January 6 in the Christian calendar is a day devoted to the Magi. According to the Bible, Three Wise Men from the East come to Bethlehem to visit Baby Jesus, bearing gifts of gold, frankincense and myrrh. There are probably thousands of depictions of that scene in art history, known as Adoration of the Magi. Among all of them, I chose my favorite – a luminous fresco by Giotto di Bondone from the Scrovegni Chapel in Padua.
I was lucky to visit the Scrovegni Chapel along with two other DailyArt Magazine authors – Zuzanna and Magda. It was a sunny late March morning in 2017 and afterwards, we went for a cappuccino together. First, however, we had a real feast for the eyes. All the internal surfaces of this small chapel, an adjacent to the Augustinian monastery in Padua, are completely covered with frescoes by the late Middle Ages revolutionary genius, Giotto di Bondone.

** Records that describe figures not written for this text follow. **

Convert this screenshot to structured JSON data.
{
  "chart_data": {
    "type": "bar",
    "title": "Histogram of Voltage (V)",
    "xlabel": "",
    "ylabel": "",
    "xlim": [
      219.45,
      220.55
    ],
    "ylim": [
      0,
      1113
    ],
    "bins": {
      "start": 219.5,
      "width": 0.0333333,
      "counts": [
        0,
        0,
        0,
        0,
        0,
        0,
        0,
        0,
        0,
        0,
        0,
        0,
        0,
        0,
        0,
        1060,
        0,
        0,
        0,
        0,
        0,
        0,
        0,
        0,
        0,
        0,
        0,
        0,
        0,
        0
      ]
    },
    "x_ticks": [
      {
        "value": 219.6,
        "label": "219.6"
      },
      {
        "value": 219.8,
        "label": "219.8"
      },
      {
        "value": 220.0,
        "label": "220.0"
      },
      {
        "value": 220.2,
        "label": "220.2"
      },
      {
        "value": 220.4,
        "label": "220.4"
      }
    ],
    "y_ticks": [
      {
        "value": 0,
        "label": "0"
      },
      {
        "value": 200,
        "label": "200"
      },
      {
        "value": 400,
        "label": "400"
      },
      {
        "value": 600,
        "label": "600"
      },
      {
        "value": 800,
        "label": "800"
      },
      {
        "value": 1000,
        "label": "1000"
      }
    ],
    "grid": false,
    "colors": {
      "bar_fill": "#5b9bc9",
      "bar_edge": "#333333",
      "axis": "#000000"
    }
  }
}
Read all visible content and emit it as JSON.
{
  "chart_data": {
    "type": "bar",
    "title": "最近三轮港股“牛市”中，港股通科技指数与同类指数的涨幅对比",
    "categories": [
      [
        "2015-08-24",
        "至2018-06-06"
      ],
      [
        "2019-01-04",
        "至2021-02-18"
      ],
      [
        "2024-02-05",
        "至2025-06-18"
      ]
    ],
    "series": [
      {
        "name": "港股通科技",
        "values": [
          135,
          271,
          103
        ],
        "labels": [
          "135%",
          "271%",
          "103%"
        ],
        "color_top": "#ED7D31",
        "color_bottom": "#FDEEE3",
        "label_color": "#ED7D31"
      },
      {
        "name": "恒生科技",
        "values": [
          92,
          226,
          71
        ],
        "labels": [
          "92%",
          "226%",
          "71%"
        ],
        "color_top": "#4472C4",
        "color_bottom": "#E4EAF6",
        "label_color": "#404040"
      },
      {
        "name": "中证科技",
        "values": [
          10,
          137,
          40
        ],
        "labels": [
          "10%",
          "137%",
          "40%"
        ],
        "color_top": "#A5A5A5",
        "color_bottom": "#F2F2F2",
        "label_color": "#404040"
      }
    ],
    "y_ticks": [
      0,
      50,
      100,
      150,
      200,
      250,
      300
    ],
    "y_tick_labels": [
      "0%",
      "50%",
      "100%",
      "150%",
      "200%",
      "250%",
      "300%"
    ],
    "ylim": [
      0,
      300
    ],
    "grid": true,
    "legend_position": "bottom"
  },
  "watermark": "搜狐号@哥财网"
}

The overwhelming fresco cycles show the Life of Christ and the Life of the Virgin. Additionally, at the rear of the chapel, a huge Last Judgement was painted. It was commissioned to Giotto by the affluent Paduan banker, Enrico Scrovegni. The church was consecrated in 1305. It is also known as the Arena Chapel because it was built on land purchased by Scrovegni that abutted the site of a Roman arena.
When getting the commission, Giotto was in his late thirties and a renown Florentine painter who already had worked for the Franciscan friars in Assisi and Rimini and also for the Paduan Basilica of Saint Anthony. He took a team of about 40 collaborators to complete the decoration of the chapel. They worked for 625 work days. A “work day” meant that portion of each fresco that could be painted before the plaster dried and was no longer “fresh” (fresco).

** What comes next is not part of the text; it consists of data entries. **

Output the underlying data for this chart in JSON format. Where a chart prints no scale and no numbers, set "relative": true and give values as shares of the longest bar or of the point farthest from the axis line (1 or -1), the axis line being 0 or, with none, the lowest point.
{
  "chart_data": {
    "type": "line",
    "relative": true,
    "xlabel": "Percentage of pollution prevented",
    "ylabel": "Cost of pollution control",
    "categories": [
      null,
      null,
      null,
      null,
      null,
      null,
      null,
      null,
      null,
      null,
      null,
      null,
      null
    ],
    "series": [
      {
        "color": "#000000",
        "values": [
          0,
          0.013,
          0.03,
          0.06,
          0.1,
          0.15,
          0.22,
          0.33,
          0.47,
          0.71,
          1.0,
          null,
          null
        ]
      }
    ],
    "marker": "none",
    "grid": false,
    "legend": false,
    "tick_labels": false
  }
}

The fresco cycle is organised along four tiers, every tier is divided into frames, each forming a scene. These show episodes from the stories of the various protagonists of the Sacred History. The iconography of the scenes is comparable to other contemporary cycles, what is new, however, is Giotto’s monumentality of forms and clarity of compositions. As well as his revolutionary way of painting figures which are solidly three-dimensional, have faces and gestures that are based on close observation and are clothed, not in swirling formalized drapery, but in garments that hang naturally and have form and weight.

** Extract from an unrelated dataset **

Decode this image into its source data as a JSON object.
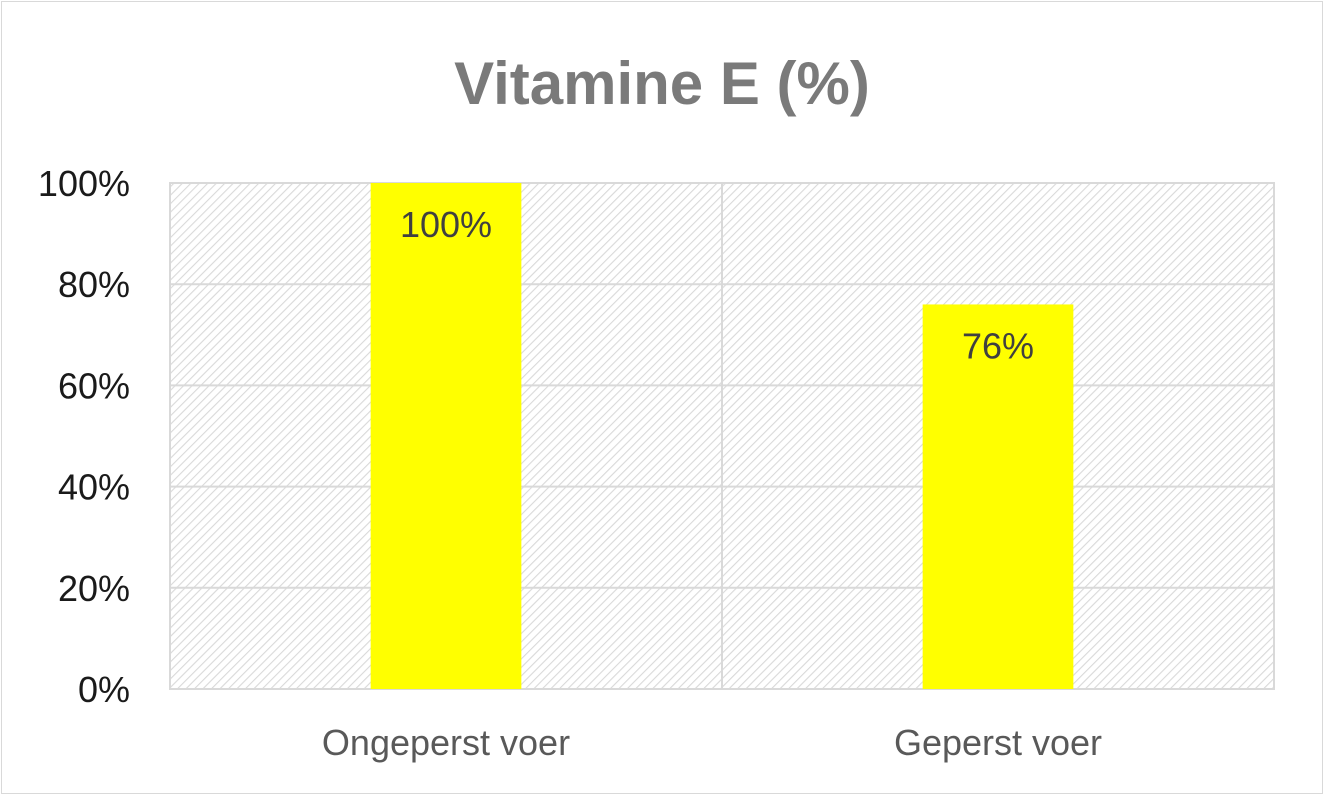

Adoration of the Magi, is a part of the Life of Christ cycle and is placed in the middle tier on the south wall. I love its generally toned colors yet vivid in details – the navy blue of the sky lightened up by the Star of Bethlehem which led the Kings (shown in a form of a comet shooting through the sky; it is thought that Giotto was inspired by the 1301 apparition of Halley’s Comet!) and the burgundy red dress of St Mary contrasting with light beiges and whites of other figures’ garments and background rocks. The simplicity of the landscape and the crib do not distract the contemplating character of the scene but rather underlines its intimate atmosphere. No matter how serious the scene would be, for me, a hopeless fan of animal depictions in art, the best part is these two sweet camels on the right, of which one – I bet – is smiling.